In my last blog, I sated that some of my students often do the following during a game:
1. Some Go players are too kind and allow “undo” often.
2. Some Go players chat during a game.
I’d like to talk about “chat” this time.
When I see a chat even once or twice briefly in a game, I wonder how destructive that is for a player. A chat is not only very rude, but will prevent you from improving your Go.
I’ve taught hundreds, probably a thousand of people. Those who improve have something in common. When they play a game, they concentrate on a game from the beginning to the end.
Those who don’t improve also have something in common. They don’t look at their game until the end. They often look around and see other players’ games, not just once, but many times. They have a short attention span.
During a game, you must avoid any destruction, including a chat. To do so, here is what I suggest.
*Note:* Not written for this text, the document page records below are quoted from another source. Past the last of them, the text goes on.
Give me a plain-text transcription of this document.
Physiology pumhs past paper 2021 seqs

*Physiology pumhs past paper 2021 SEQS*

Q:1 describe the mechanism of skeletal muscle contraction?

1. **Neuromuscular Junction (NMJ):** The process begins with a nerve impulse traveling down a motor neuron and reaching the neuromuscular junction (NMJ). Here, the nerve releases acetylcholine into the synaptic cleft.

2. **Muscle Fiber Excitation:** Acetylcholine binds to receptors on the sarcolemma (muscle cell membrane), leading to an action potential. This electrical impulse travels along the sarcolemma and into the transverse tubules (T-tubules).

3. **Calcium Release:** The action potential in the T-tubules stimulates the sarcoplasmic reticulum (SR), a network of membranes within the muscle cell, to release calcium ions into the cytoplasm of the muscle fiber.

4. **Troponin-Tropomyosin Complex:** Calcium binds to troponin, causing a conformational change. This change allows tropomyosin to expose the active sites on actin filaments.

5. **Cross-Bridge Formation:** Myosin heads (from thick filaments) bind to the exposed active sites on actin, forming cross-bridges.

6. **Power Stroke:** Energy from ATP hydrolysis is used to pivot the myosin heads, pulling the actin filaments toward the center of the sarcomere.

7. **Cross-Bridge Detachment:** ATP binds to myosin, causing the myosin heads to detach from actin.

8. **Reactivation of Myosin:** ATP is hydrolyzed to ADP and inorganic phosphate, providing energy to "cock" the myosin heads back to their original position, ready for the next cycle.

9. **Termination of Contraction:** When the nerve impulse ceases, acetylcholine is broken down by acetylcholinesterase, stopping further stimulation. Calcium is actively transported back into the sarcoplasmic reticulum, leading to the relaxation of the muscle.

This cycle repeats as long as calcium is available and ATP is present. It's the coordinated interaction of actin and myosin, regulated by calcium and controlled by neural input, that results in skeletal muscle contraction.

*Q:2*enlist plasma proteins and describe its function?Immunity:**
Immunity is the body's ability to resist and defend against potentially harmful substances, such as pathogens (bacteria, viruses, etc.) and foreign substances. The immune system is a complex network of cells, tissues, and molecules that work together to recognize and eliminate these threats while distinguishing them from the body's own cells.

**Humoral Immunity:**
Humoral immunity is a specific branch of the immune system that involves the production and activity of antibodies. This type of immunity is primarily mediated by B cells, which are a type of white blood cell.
Before a game, you should turn off your cell phone and even a landline if possible. You should go to a bathroom, too, before a game. You should ask your family member not to disturb you (Of course, I’m assuming that you don’t have any children. If you have a child, that’s probably impossible. )
You might want to look at top pros’ games or the World Amateur champion’s game if they play a game at a U.S. or European Go Congress or on the internet. They never chat. Not even once. It’s because they are concentrating on a game. They want to concentrate and hate any destruction that would lose their concentration.
If I played a tournament on KGS, I would never chat with an opponent or anyone. If an opponent tries to chat with me during a game, I think that’s very rude. I would not respond because that would be very destructive to my concentration.
Think about this.
If you look at a chat, read it, think about a response, and type it. It may take you a few seconds or a minute at the maximum. You may think that it takes only little time.
To me, that’s a matter of life-and-death. Once you lose your concentration, it may take more time to get back to a high concentration level. That means that I would lose more than a couple of minutes. If you get a chat more than twice, and if you have only 30 minutes, that can be lethal. You should expect that you could lose a game.
In each game, your time is very limited.
Many people play a game with 30 minute-time and then 30 second-byoyomi or 1-minute-byoyomi. This means that you literally have no time to chat. Even for me, that’s very little time. Even if I had an hour, that’s still very little time. That means that you never have time to chat or look at something else. Every second counts.
During a game, you have so many things to think about.
When stones are attached, you have to read. If you’re an adult, you should pay attention to the shortage of liberties throughout a game. You also have to look at a situation globally, think about an attack, defense, invasion, etc. You also have to think about territory to see who is winning and losing. If you’re losing, you have to find a move to upset or turn around a game. It takes a lot of time to find a move like that.
Since both players have very little time, whoever has a higher concentration usually wins a game and improve fast. There is no time for chatting.
If someone constantly chats, I doubt that he or she is not interested in improving his or her Go. During your game, if a viewer tries to chat with you, I think he or she doesn’t know a manner. It doesn’t matter how strong they are. It’s very rude to chat with someone who is playing a game.
I was an insei (Go apprentice, like a Jedi knight) and recorded many games and watched hundreds of pros’ games.
There were pros who chatted very briefly during a game once or twice. But those pros never became a top pro or title holder.
Top pros, especially title holders like Cho Chikun 9dan and Kobayshi Koichi 9dan, never chatted. The late Sakata Eio never chatted with anyone during a game. Never. From the morning to the mid-night, his concentration was always amazing (He always had the eye of the tiger). He stayed at the top even when he was over 60 years old.
If you want to have a high winning percentage, there is no time or no room for chatting because that will destroy your concentration.
there is no time or no room for chatting, You need to improve your concentration. This is crucial. (I talked about how important it is to improve the ability to concentrate in my blog below: )
Yes. I assume that you might think “Hey, come on! We are not top pros or amateurs. We play Go for fun. We don’t want to lose Go friends.”
Yes. I understand that. It’s definitely good to be friendly to fellow Go players. But you can be friendly after a game or a before game.
If someone interrupts your game often and prevents you from improving your Go, do you think he or she can be a good friend for a long time? There are many people who never interrupt your games. You might want to make friends with them.
So if your opponent often chats with you even once during a game, this is what I suggest.
Before you play a game, you might want to tell your opponent why you want to avoid any chat during a game. Please feel free to show this blog. Then your opponent will blame me, not you.
Also you might want to play a game “private”, so no one can enter your game. In order to make your game “private”, this is how you do it.
When you can click “Custom Game”, please take a look at the top. In the middle, there is “private? “. Please click that. Then, during a game, no one can enter unless you allow them to enter.
If someone tries to chat with you during a game, please copy this “Sorry, I’m playing now and need to concentrate. I cannot answer this right now.” After a game, you should leave the same message. Then, eventually no one will chat with you during a game.
Please remember that trying to chat with someone during a game is very rude. Please also remember that whoever has a higher concentration usually wins a game and improve fast.